Hudson Bay is home to three resident species of seals: bearded seals, ringed seals, and harbor seals. Polar bears are the primary predators of ringed and bearded seals, and they probably take harbor seals during the winter months. My research focuses on ringed and harbor seals—and how the abundance of these two closely related seals might be changing.
Ringed seals are the most common Arctic seal. They are highly adapted to life in sea ice. As the ice forms, ringed seals establish breathing holes that they maintain throughout the winter. To create a den for their pups, females will expand several breathing holes up into the snowdrifts that form over them. In late March and early April, they will give birth to a single pup in one of the dens they have dug. The pups nurse on high energy milk and are on their own by May and June. Adult seals start to haul out on the ice as spring progresses in order to moult their fur before they spend the summer foraging in the open water.

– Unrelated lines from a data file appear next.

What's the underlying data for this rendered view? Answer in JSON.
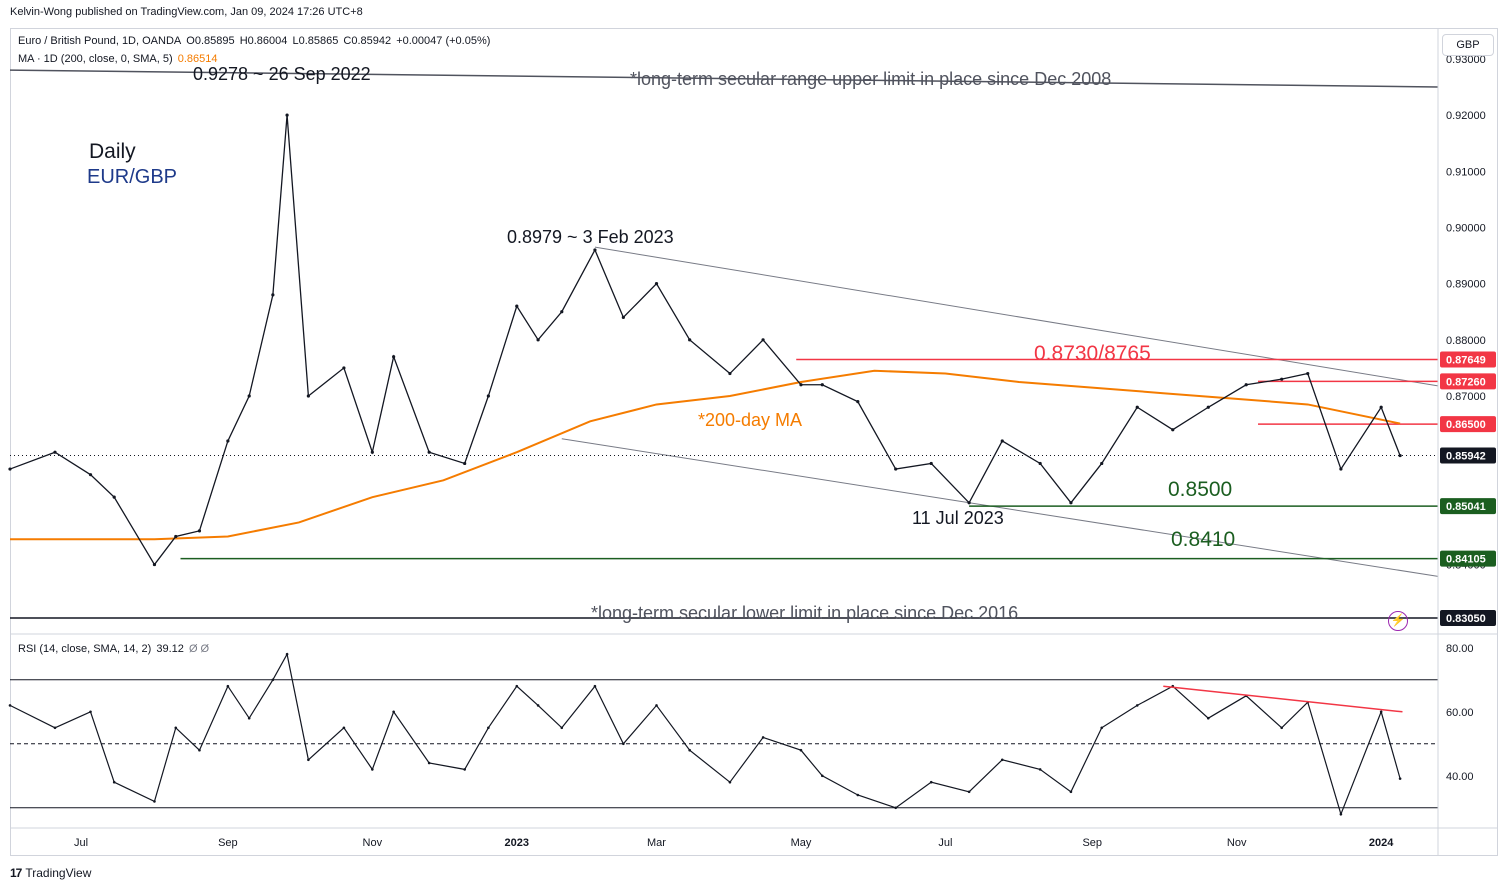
{
  "header": {
    "publisher_line": "Kelvin-Wong published on TradingView.com, Jan 09, 2024 17:26 UTC+8"
  },
  "legend": {
    "symbol": "Euro / British Pound, 1D, OANDA",
    "open": "O0.85895",
    "high": "H0.86004",
    "low": "L0.85865",
    "close": "C0.85942",
    "change": "+0.00047 (+0.05%)",
    "ma_label": "MA · 1D (200, close, 0, SMA, 5)",
    "ma_value": "0.86514",
    "rsi_label": "RSI (14, close, SMA, 14, 2)",
    "rsi_value": "39.12",
    "rsi_extra": "Ø Ø"
  },
  "currency_button": "GBP",
  "annotations": {
    "high_2022": "0.9278 ~ 26 Sep 2022",
    "upper_limit": "*long-term secular range upper limit in place since Dec 2008",
    "daily": "Daily",
    "pair": "EUR/GBP",
    "high_2023": "0.8979 ~ 3 Feb 2023",
    "resistance": "0.8730/8765",
    "ma200": "*200-day MA",
    "support_1": "0.8500",
    "low_date": "11 Jul 2023",
    "support_2": "0.8410",
    "lower_limit": "*long-term secular lower limit in place since Dec 2016"
  },
  "footer": {
    "brand": "TradingView",
    "logo": "17"
  },
  "colors": {
    "resistance": "#f23645",
    "support": "#1b5e20",
    "ma": "#f57c00",
    "pair_label": "#1e3a8a",
    "price_label_bg": "#131722",
    "annotation_grey": "#50535e"
  },
  "chart_data": [
    {
      "type": "line",
      "title": "",
      "instrument": "EUR/GBP",
      "timeframe": "1D",
      "ylim": [
        0.828,
        0.9355
      ],
      "y_ticks": [
        "0.93000",
        "0.92000",
        "0.91000",
        "0.90000",
        "0.89000",
        "0.88000",
        "0.87000",
        "0.86000",
        "0.85000",
        "0.84000"
      ],
      "x_ticks": [
        "Jul",
        "Sep",
        "Nov",
        "2023",
        "Mar",
        "May",
        "Jul",
        "Sep",
        "Nov",
        "2024"
      ],
      "x_tick_dates": [
        "2022-07-01",
        "2022-09-01",
        "2022-11-01",
        "2023-01-01",
        "2023-03-01",
        "2023-05-01",
        "2023-07-01",
        "2023-09-01",
        "2023-11-01",
        "2024-01-01"
      ],
      "xlim": [
        "2022-06-01",
        "2024-01-25"
      ],
      "price_series": {
        "name": "",
        "x": [
          "2022-06-01",
          "2022-06-20",
          "2022-07-05",
          "2022-07-15",
          "2022-08-01",
          "2022-08-10",
          "2022-08-20",
          "2022-09-01",
          "2022-09-10",
          "2022-09-20",
          "2022-09-26",
          "2022-10-05",
          "2022-10-20",
          "2022-11-01",
          "2022-11-10",
          "2022-11-25",
          "2022-12-10",
          "2022-12-20",
          "2023-01-01",
          "2023-01-10",
          "2023-01-20",
          "2023-02-03",
          "2023-02-15",
          "2023-03-01",
          "2023-03-15",
          "2023-04-01",
          "2023-04-15",
          "2023-05-01",
          "2023-05-10",
          "2023-05-25",
          "2023-06-10",
          "2023-06-25",
          "2023-07-11",
          "2023-07-25",
          "2023-08-10",
          "2023-08-23",
          "2023-09-05",
          "2023-09-20",
          "2023-10-05",
          "2023-10-20",
          "2023-11-05",
          "2023-11-20",
          "2023-12-01",
          "2023-12-15",
          "2024-01-01",
          "2024-01-09"
        ],
        "values": [
          0.857,
          0.86,
          0.856,
          0.852,
          0.84,
          0.845,
          0.846,
          0.862,
          0.87,
          0.888,
          0.92,
          0.87,
          0.875,
          0.86,
          0.877,
          0.86,
          0.858,
          0.87,
          0.886,
          0.88,
          0.885,
          0.896,
          0.884,
          0.89,
          0.88,
          0.874,
          0.88,
          0.872,
          0.872,
          0.869,
          0.857,
          0.858,
          0.851,
          0.862,
          0.858,
          0.851,
          0.858,
          0.868,
          0.864,
          0.868,
          0.872,
          0.873,
          0.874,
          0.857,
          0.868,
          0.8594
        ]
      },
      "ma_series": {
        "name": "",
        "x": [
          "2022-06-01",
          "2022-08-01",
          "2022-09-01",
          "2022-10-01",
          "2022-11-01",
          "2022-12-01",
          "2023-01-01",
          "2023-02-01",
          "2023-03-01",
          "2023-04-01",
          "2023-05-01",
          "2023-06-01",
          "2023-07-01",
          "2023-08-01",
          "2023-09-01",
          "2023-10-01",
          "2023-11-01",
          "2023-12-01",
          "2024-01-09"
        ],
        "values": [
          0.8445,
          0.8445,
          0.845,
          0.8475,
          0.852,
          0.855,
          0.86,
          0.8655,
          0.8685,
          0.87,
          0.8725,
          0.8745,
          0.874,
          0.8725,
          0.8715,
          0.8705,
          0.8695,
          0.8685,
          0.8651
        ]
      },
      "trend_lines": [
        {
          "x": [
            "2022-06-01",
            "2024-01-25"
          ],
          "y": [
            0.928,
            0.925
          ]
        },
        {
          "x": [
            "2023-02-03",
            "2024-01-25"
          ],
          "y": [
            0.8965,
            0.8718
          ]
        },
        {
          "x": [
            "2023-01-20",
            "2024-01-25"
          ],
          "y": [
            0.8624,
            0.8379
          ]
        }
      ],
      "horizontal_levels": [
        {
          "value": 0.87649,
          "label": "0.87649",
          "start": "2023-04-29",
          "color": "#f23645"
        },
        {
          "value": 0.8726,
          "label": "0.87260",
          "start": "2023-11-10",
          "color": "#f23645"
        },
        {
          "value": 0.865,
          "label": "0.86500",
          "start": "2023-11-10",
          "color": "#f23645"
        },
        {
          "value": 0.85041,
          "label": "0.85041",
          "start": "2023-07-11",
          "color": "#1b5e20"
        },
        {
          "value": 0.84105,
          "label": "0.84105",
          "start": "2022-08-12",
          "color": "#1b5e20"
        },
        {
          "value": 0.8305,
          "label": "0.83050",
          "start": "2022-06-01",
          "color": "#131722"
        }
      ],
      "last_price": {
        "value": 0.85942,
        "label": "0.85942"
      }
    },
    {
      "type": "line",
      "title": "",
      "indicator": "RSI",
      "ylim": [
        24,
        84
      ],
      "y_ticks": [
        "80.00",
        "60.00",
        "40.00"
      ],
      "bands": [
        70,
        50,
        30
      ],
      "series": {
        "name": "",
        "x": [
          "2022-06-01",
          "2022-06-20",
          "2022-07-05",
          "2022-07-15",
          "2022-08-01",
          "2022-08-10",
          "2022-08-20",
          "2022-09-01",
          "2022-09-10",
          "2022-09-20",
          "2022-09-26",
          "2022-10-05",
          "2022-10-20",
          "2022-11-01",
          "2022-11-10",
          "2022-11-25",
          "2022-12-10",
          "2022-12-20",
          "2023-01-01",
          "2023-01-10",
          "2023-01-20",
          "2023-02-03",
          "2023-02-15",
          "2023-03-01",
          "2023-03-15",
          "2023-04-01",
          "2023-04-15",
          "2023-05-01",
          "2023-05-10",
          "2023-05-25",
          "2023-06-10",
          "2023-06-25",
          "2023-07-11",
          "2023-07-25",
          "2023-08-10",
          "2023-08-23",
          "2023-09-05",
          "2023-09-20",
          "2023-10-05",
          "2023-10-20",
          "2023-11-05",
          "2023-11-20",
          "2023-12-01",
          "2023-12-15",
          "2024-01-01",
          "2024-01-09"
        ],
        "values": [
          62,
          55,
          60,
          38,
          32,
          55,
          48,
          68,
          58,
          70,
          78,
          45,
          55,
          42,
          60,
          44,
          42,
          55,
          68,
          62,
          55,
          68,
          50,
          62,
          48,
          38,
          52,
          48,
          40,
          34,
          30,
          38,
          35,
          45,
          42,
          35,
          55,
          62,
          68,
          58,
          65,
          55,
          63,
          28,
          60,
          39.12
        ]
      },
      "divergence_line": {
        "x": [
          "2023-10-01",
          "2024-01-10"
        ],
        "y": [
          68,
          60
        ],
        "color": "#f23645"
      }
    }
  ]
}
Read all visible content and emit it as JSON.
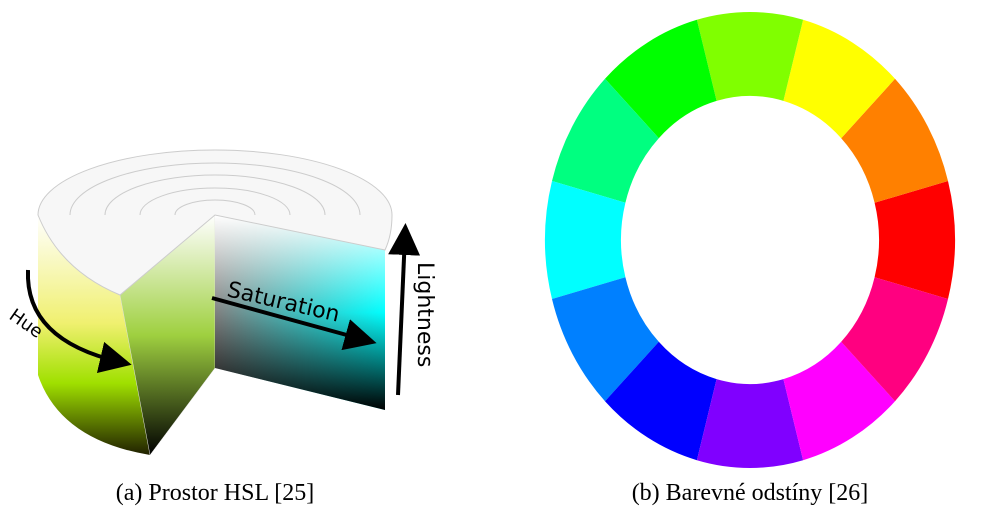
{
  "figures": [
    {
      "caption": "(a) Prostor HSL [25]",
      "labels": {
        "hue": "Hue",
        "saturation": "Saturation",
        "lightness": "Lightness"
      }
    },
    {
      "caption": "(b) Barevné odstíny [26]"
    }
  ]
}
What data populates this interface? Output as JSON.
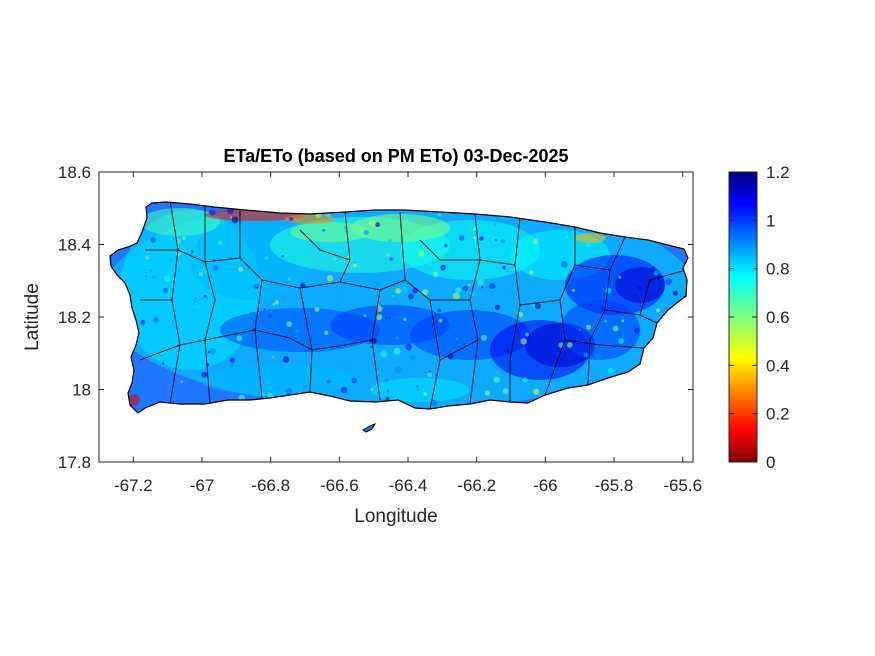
{
  "chart_data": {
    "type": "heatmap",
    "title": "ETa/ETo (based on PM ETo) 03-Dec-2025",
    "xlabel": "Longitude",
    "ylabel": "Latitude",
    "xlim": [
      -67.3,
      -65.57
    ],
    "ylim": [
      17.8,
      18.6
    ],
    "x_ticks": [
      -67.2,
      -67,
      -66.8,
      -66.6,
      -66.4,
      -66.2,
      -66,
      -65.8,
      -65.6
    ],
    "x_tick_labels": [
      "-67.2",
      "-67",
      "-66.8",
      "-66.6",
      "-66.4",
      "-66.2",
      "-66",
      "-65.8",
      "-65.6"
    ],
    "y_ticks": [
      17.8,
      18,
      18.2,
      18.4,
      18.6
    ],
    "y_tick_labels": [
      "17.8",
      "18",
      "18.2",
      "18.4",
      "18.6"
    ],
    "colorbar": {
      "colormap": "jet",
      "clim": [
        0,
        1.2
      ],
      "ticks": [
        0,
        0.2,
        0.4,
        0.6,
        0.8,
        1,
        1.2
      ],
      "tick_labels": [
        "0",
        "0.2",
        "0.4",
        "0.6",
        "0.8",
        "1",
        "1.2"
      ]
    },
    "grid": false,
    "regions": [
      {
        "region": "north coast (-67.0 to -66.6)",
        "value": 0.15
      },
      {
        "region": "north coast (-66.6 to -66.3)",
        "value": 0.55
      },
      {
        "region": "north central interior",
        "value": 0.8
      },
      {
        "region": "central cordillera (lat 18.15-18.25)",
        "value": 1.0
      },
      {
        "region": "east (-66.1 to -65.8)",
        "value": 1.1
      },
      {
        "region": "southwest corner (-67.2, 17.97)",
        "value": 0.1
      },
      {
        "region": "south coast",
        "value": 0.85
      },
      {
        "region": "west",
        "value": 0.85
      }
    ]
  },
  "colors": {
    "axes_edge": "#262626",
    "background": "#ffffff",
    "municipality_borders": "#000000"
  }
}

Harbor seals on the other hand are not well adapted to sea ice, but they still can be found in many parts of the Arctic. Harbor seals in Hudson Bay spend the winters in the cracks and leads in the ice that form predictably at the 50-meter depth contour because they don't maintain breathing holes in the ice. As soon as the ice leaves the Churchill River Estuary, harbor seals move in and haul-out in groups on the warm rocks. It is there that they give birth to pups and rest between trips out into the bay to feed. As the open water season gets longer and as spring conditions change we expect it to be more favorable for harbor seals but less favorable for ringed seals. What will it mean for polar bears is an ongoing question.